The default of leadership
The issue is not large or small government. The fact is that many of those who argue for small government actually support the expansion of government, so long as that government favors their interests. The largest expansion of government in our history has occurred under two Republican presidents.
The issue ought to be effective government. Clearly those who designed our political system understood the need for infrastructure. They understood the need for and value of postal services.
One of the greatest challenges our country faces today is rebuilding our infrastructure. We have done best economically when we focused on investing in foundational infrastructure. Good infrastructure expands economic opportunity and allows more people to participate more fully in the economy. Growth built on broad economic participation is growth that is both sustainable and growth that is broadly beneficial. The postal network has played a major role in providing that kind of growth, and it can continue to do that.

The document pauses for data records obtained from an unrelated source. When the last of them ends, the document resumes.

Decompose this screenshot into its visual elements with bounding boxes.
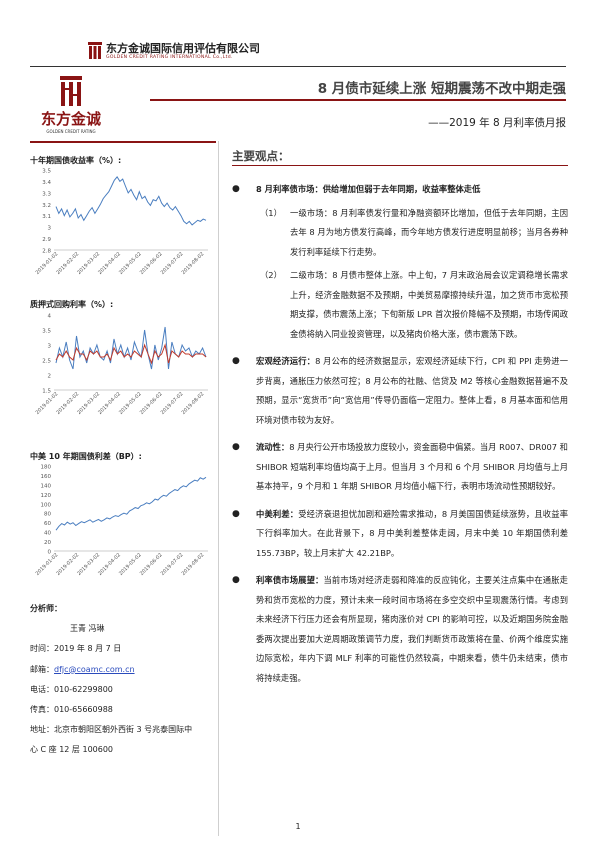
series-line: [55, 326, 207, 370]
point-lead: 中美利差：: [256, 508, 299, 519]
point-outlook: ● 利率债市场展望：当前市场对经济走弱和降准的反应钝化，主要关注点集中在通胀走势…: [232, 571, 568, 688]
email-label: 邮箱：: [30, 664, 54, 674]
y-tick-label: 80: [44, 512, 51, 518]
chart-cn-us-spread: 0204060801001201401601802019-01-022019-0…: [35, 465, 208, 577]
fax: 传真：010-65660988: [30, 705, 113, 715]
y-tick-label: 3.4: [42, 180, 51, 186]
sub-text: 一级市场：8 月利率债发行量和净融资额环比增加，但低于去年同期，主因去年 8 月…: [290, 207, 568, 257]
point-lead: 利率债市场展望：: [256, 575, 324, 585]
email-link[interactable]: dfjc@coamc.com.cn: [54, 664, 135, 674]
brand-logo: 东方金诚 GOLDEN CREDIT RATING: [34, 76, 108, 138]
point-macro: ● 宏观经济运行：8 月公布的经济数据显示，宏观经济延续下行，CPI 和 PPI…: [232, 352, 568, 430]
point-text: 8 月公布的经济数据显示，宏观经济延续下行，CPI 和 PPI 走势进一步背离，…: [256, 356, 568, 425]
chart-repo-rate: 1.522.533.542019-01-022019-02-022019-03-…: [35, 314, 208, 416]
title-underline: [150, 99, 566, 101]
series-line: [55, 476, 207, 531]
address-line-1: 地址：北京市朝阳区朝外西街 3 号兆泰国际中: [30, 725, 193, 735]
bullet-icon: ●: [232, 442, 240, 452]
brand-name-en: GOLDEN CREDIT RATING: [46, 129, 96, 134]
chart-title-10y-yield: 十年期国债收益率（%）:: [30, 156, 122, 165]
y-tick-label: 3.3: [42, 191, 51, 197]
sub-number: （1）: [260, 207, 282, 218]
y-tick-label: 1.5: [42, 389, 51, 395]
y-tick-label: 3.2: [42, 203, 51, 209]
analyst-info: 分析师： 王青 冯琳 时间：2019 年 8 月 7 日 邮箱：dfjc@coa…: [30, 599, 216, 761]
y-tick-label: 2: [48, 374, 52, 380]
analyst-label: 分析师：: [30, 604, 62, 613]
point-liquidity: ● 流动性：8 月央行公开市场投放力度较小，资金面稳中偏紧。当月 R007、DR…: [232, 438, 568, 497]
y-tick-label: 0: [48, 550, 52, 556]
x-tick-label: 2019-08-02: [181, 552, 206, 577]
main-heading: 主要观点：: [232, 148, 568, 166]
point-spread: ● 中美利差：受经济衰退担忧加剧和避险需求推动，8 月美国国债延续涨势，且收益率…: [232, 505, 568, 564]
sub-point-primary: （1） 一级市场：8 月利率债发行量和净融资额环比增加，但低于去年同期，主因去年…: [232, 204, 568, 263]
sub-point-secondary: （2） 二级市场：8 月债市整体上涨。中上旬，7 月末政治局会议定调稳增长需求上…: [232, 266, 568, 344]
column-separator: [218, 141, 219, 836]
point-text: 当前市场对经济走弱和降准的反应钝化，主要关注点集中在通胀走势和货币宽松的力度，预…: [256, 575, 568, 683]
page-number: 1: [295, 822, 301, 831]
y-tick-label: 140: [41, 483, 52, 489]
y-tick-label: 60: [44, 521, 51, 527]
point-lead: 宏观经济运行：: [256, 356, 316, 366]
phone: 电话：010-62299800: [30, 684, 113, 694]
y-tick-label: 160: [41, 474, 52, 480]
bullet-icon: ●: [232, 575, 240, 585]
header-divider: [30, 66, 566, 67]
email-row: 邮箱：dfjc@coamc.com.cn: [30, 660, 216, 680]
report-date: 时间：2019 年 8 月 7 日: [30, 644, 122, 654]
series-line: [55, 343, 207, 365]
y-tick-label: 3.5: [42, 169, 51, 175]
y-tick-label: 2.5: [42, 359, 51, 365]
y-tick-label: 3: [48, 226, 52, 232]
brand-mark-icon: [60, 76, 82, 106]
company-name-en: GOLDEN CREDIT RATING INTERNATIONAL Co.,L…: [106, 55, 233, 60]
x-tick-label: 2019-08-02: [181, 251, 206, 276]
chart-10y-yield: 2.82.933.13.23.33.43.52019-01-022019-02-…: [35, 169, 208, 276]
point-bond-market: ● 8 月利率债市场：供给增加但弱于去年同期，收益率整体走低: [232, 180, 568, 200]
x-tick-label: 2019-08-02: [181, 391, 206, 416]
y-tick-label: 3.1: [42, 214, 51, 220]
point-lead: 8 月利率债市场：供给增加但弱于去年同期，收益率整体走低: [256, 184, 481, 194]
series-line: [55, 176, 207, 226]
y-tick-label: 2.9: [42, 237, 51, 243]
point-lead: 流动性：: [256, 442, 290, 452]
company-header: 东方金诚国际信用评估有限公司 GOLDEN CREDIT RATING INTE…: [88, 40, 298, 64]
company-logo-icon: [88, 42, 102, 59]
brand-name-cn: 东方金诚: [40, 110, 101, 128]
y-tick-label: 100: [41, 502, 52, 508]
chart-title-cn-us-spread: 中美 10 年期国债利差（BP）:: [30, 452, 142, 461]
point-text: 8 月央行公开市场投放力度较小，资金面稳中偏紧。当月 R007、DR007 和 …: [256, 442, 568, 491]
sub-text: 二级市场：8 月债市整体上涨。中上旬，7 月末政治局会议定调稳增长需求上升，经济…: [290, 270, 568, 339]
bullet-icon: ●: [232, 184, 240, 194]
main-points: 主要观点： ● 8 月利率债市场：供给增加但弱于去年同期，收益率整体走低 （1）…: [232, 148, 568, 688]
y-tick-label: 3.5: [42, 329, 51, 335]
address-line-2: 心 C 座 12 层 100600: [30, 745, 114, 755]
bullet-icon: ●: [232, 356, 240, 366]
company-name-cn: 东方金诚国际信用评估有限公司: [106, 42, 260, 55]
point-text: 受经济衰退担忧加剧和避险需求推动，8 月美国国债延续涨势，且收益率下行斜率加大。…: [256, 508, 568, 558]
bullet-icon: ●: [232, 508, 240, 519]
y-tick-label: 20: [44, 540, 51, 546]
chart-title-repo-rate: 质押式回购利率（%）:: [30, 300, 114, 309]
y-tick-label: 2.8: [42, 249, 51, 255]
sub-number: （2）: [260, 270, 282, 280]
y-tick-label: 4: [48, 314, 52, 320]
analyst-names: 王青 冯琳: [70, 624, 105, 634]
report-subtitle: ——2019 年 8 月利率债月报: [428, 117, 566, 129]
report-title: 8 月债市延续上涨 短期震荡不改中期走强: [317, 81, 566, 97]
y-tick-label: 40: [44, 531, 51, 537]
y-tick-label: 3: [48, 344, 52, 350]
y-tick-label: 180: [41, 465, 52, 471]
y-tick-label: 120: [41, 493, 52, 499]
sidebar-top-rule: [30, 141, 216, 143]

The Postal Service does not have a fiscal crisis. There are billions of excess contributions in retirement accounts. Those accounts, including the ones designed to fund retiree benefits, are well funded. The crisis facing the Postal Service is one of management and governance.
The management of the Postal Service has no credibility. It has offered plans that do not protect or utilize a great American asset. Instead, their plans transfer the assets and revenues of the Postal Service into the hands of a small segment of the mailing industry and serve to dismantle the postal network, a useful and essential infrastructure.
The Congress of the United States has abdicated its responsibility with respect to postal matters. It is not simply about the failure of the House of Representatives to act on a bill. It goes much deeper than that. When the legislature of the United States is no longer able to see the value in an infrastructure that sustains not only our commerce but our democratic values, when they are willing to sacrifice services that thousands of American communities rely on, when they are willing to undermine the useful, effective, and economically efficient employment of nearly half a million Americans, when our legislators are willing to do these things casually and cavalierly, then they have failed the country, miserably.
There is no Postal Service default. The Postmaster General and the Congress of the United States have defaulted on their responsibilities to the American public. Shame.